In response to a pointed question about why Dell is offloading an asset that outgrows it, has higher margins, and is poised to grow cloud and subscription revenues, Dell execs responded that they see VMware as its best bet to create big-selling offerings in fast-growing fields, such as 5G and edge computing.
Dell execs described the deal binding the two companies as formalizing the arrangements that already exist. The pair will even continue to collaborate on marketing and set joint sales targets, because both believe going to market together is the most lucrative path to pursue.
The deal will see VMware pay a special dividend to its shareholders of between $11.5bn and $12.0bn. Over $9bn of that sum will flow to Dell because while Virtzilla is a listed entity, only 19 per cent of its stock is publicly traded. Dell holds the rest so gets the bulk of the dividend.
Dell will use the cash to retire some of its own debt and therefore reduce interest payments. VMware will take on debt to fund the dividend, as it only has $4bn cash at hand, and spend the next couple of years paying down debt as soon as possible.
Michael Dell keeps his seat on VMware’s board and retains the right to appoint another director.
VMware interim CEO Zane Rowe told investors he believes the split will let the virtualization house use its equity more freely, either to pursue acquisitions or for other purposes.

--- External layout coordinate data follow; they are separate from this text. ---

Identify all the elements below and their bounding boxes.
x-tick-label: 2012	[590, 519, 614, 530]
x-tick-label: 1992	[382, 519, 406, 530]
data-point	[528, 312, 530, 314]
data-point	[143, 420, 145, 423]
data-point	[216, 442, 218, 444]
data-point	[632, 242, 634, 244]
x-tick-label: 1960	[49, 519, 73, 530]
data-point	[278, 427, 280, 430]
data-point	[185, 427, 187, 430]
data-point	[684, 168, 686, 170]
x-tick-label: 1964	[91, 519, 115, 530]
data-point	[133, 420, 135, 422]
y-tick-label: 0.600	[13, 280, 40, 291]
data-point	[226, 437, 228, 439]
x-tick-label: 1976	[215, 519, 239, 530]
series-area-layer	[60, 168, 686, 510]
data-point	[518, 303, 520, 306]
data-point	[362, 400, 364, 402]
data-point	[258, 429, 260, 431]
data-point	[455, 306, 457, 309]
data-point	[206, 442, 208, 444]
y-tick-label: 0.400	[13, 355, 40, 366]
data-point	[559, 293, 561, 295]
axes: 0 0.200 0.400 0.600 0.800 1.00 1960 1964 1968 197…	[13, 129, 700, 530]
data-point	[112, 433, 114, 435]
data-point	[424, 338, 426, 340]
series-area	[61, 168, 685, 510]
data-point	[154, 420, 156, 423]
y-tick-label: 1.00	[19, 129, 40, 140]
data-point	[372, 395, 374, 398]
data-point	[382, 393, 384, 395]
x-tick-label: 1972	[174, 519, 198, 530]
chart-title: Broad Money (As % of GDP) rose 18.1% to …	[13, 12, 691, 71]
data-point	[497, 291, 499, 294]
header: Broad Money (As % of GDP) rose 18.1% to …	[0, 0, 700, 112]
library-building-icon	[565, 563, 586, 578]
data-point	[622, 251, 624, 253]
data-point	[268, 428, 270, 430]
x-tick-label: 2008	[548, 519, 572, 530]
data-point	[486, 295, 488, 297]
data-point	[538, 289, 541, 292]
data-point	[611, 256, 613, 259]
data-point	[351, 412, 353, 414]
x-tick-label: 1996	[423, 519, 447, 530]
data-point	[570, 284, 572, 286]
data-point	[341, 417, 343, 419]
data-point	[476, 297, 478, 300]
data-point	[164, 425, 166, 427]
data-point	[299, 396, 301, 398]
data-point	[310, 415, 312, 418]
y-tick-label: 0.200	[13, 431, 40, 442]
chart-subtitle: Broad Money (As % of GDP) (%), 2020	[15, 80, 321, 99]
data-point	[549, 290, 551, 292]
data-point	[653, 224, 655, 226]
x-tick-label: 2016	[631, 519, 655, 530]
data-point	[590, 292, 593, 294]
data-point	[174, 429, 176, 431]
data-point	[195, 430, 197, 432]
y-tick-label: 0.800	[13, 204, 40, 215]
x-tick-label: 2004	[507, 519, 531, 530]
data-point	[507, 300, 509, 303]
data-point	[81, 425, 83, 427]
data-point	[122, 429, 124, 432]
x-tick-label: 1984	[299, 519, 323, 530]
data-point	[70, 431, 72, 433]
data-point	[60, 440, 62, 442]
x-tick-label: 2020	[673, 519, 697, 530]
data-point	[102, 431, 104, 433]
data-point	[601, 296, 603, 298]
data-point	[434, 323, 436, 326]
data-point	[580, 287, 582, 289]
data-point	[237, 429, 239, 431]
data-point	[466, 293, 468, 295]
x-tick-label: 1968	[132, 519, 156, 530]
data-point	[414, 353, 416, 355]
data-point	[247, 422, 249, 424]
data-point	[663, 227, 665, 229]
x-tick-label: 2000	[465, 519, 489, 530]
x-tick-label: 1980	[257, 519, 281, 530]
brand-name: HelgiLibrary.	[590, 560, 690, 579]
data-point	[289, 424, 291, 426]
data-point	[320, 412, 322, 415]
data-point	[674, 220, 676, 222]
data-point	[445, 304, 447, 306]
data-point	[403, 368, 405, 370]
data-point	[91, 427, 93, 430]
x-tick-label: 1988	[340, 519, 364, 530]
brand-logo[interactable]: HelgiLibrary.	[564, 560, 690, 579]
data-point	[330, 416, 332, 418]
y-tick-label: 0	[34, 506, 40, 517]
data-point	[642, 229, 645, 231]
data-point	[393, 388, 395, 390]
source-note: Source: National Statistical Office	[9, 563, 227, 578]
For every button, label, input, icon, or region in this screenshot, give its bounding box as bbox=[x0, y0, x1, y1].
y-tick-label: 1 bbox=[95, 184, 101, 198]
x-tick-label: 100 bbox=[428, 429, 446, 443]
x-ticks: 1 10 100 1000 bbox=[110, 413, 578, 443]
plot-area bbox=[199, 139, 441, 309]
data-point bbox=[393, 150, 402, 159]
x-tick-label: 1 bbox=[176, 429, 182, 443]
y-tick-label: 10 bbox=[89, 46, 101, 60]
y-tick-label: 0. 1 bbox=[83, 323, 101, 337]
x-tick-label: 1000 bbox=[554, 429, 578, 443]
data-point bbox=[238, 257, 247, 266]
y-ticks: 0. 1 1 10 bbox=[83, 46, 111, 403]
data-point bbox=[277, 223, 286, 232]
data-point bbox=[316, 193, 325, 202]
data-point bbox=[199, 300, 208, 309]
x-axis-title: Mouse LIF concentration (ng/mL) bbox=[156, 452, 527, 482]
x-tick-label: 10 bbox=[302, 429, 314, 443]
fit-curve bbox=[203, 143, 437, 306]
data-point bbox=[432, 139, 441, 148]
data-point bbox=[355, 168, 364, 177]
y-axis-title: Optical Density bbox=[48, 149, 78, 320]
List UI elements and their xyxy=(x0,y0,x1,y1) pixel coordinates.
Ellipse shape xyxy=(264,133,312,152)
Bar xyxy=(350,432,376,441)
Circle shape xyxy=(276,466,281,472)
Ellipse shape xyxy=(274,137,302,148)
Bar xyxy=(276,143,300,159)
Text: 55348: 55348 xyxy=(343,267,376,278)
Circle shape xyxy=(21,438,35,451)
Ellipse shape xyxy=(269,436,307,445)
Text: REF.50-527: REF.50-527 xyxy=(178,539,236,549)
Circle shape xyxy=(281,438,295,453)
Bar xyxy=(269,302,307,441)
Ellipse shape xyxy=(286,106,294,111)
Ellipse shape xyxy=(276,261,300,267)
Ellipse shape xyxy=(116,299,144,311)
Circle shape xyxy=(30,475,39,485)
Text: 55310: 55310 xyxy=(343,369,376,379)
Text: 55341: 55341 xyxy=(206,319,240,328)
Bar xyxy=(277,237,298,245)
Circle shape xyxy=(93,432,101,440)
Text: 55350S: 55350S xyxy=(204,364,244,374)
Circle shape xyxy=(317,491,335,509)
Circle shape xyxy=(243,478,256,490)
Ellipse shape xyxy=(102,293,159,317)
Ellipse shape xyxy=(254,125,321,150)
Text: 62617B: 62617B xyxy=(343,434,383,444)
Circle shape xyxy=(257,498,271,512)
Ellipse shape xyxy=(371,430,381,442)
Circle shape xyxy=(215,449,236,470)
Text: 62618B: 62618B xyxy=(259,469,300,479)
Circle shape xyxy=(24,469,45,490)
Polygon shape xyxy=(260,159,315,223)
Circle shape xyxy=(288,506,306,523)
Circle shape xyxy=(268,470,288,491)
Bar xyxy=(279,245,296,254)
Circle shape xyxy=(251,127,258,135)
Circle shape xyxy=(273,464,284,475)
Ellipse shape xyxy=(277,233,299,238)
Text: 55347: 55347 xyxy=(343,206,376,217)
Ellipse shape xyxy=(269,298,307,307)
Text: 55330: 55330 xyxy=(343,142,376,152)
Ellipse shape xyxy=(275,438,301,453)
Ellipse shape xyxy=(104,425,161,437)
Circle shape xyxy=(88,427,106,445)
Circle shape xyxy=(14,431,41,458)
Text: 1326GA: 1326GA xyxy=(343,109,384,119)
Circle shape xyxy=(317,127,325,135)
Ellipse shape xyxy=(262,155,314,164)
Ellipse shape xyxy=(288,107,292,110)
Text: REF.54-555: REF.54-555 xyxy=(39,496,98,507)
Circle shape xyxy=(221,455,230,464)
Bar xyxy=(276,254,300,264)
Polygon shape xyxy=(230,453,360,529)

Changes to the structure of the company’s shares also mean it can be listed in prestigious stock market indices, which tends to attract investors.
Customers hardly got a mention on either organizations' calls to investors, other than a few remarks about how the new arrangements will help deliver one's digital transformation dreams.
The announcement was made after markets closed. Dell shares popped eight per cent in after-hours trading. VMware rose 1.5 per cent. The deal is expected to close in the fourth quarter this year, but could be called off if it isn't done by early 2022, if either company backs out, or if things go pear-shaped in various ways.
Analysis
Gartner VP analyst Michael Warrilow, who covers VMware, told The Register that the hypervisor giant's core market is saturated, and the company has a “critical need to cement a role in the cloud-native future.”
Today’s announcement doesn’t address either of those issues directly.
It may give VMware more ability to acquire companies, or build technologies, that improve its container-centric products. But the company’s Tanzu portfolio is already sprawling and faces considerable and mature competition from a Red-Hat-fuelled IBM, plus cloud-native Kubernetes offerings from hyperscale clouds.
Those clouds are increasingly bringing their K8s offerings on-prem. IBM is already well and truly there. So VMware’s hybrid cloud customer base is also at risk.
All of which means this transaction’s promised payoff of a more flexible VMware, with Dell still in its pocket, will need to eventuate for the deal to be a success. ®
Bootnote
VMware interim CEO told investors the company's board continues to look for a CEO who can provide long-term leadership, seemingly ruling himself out of the job.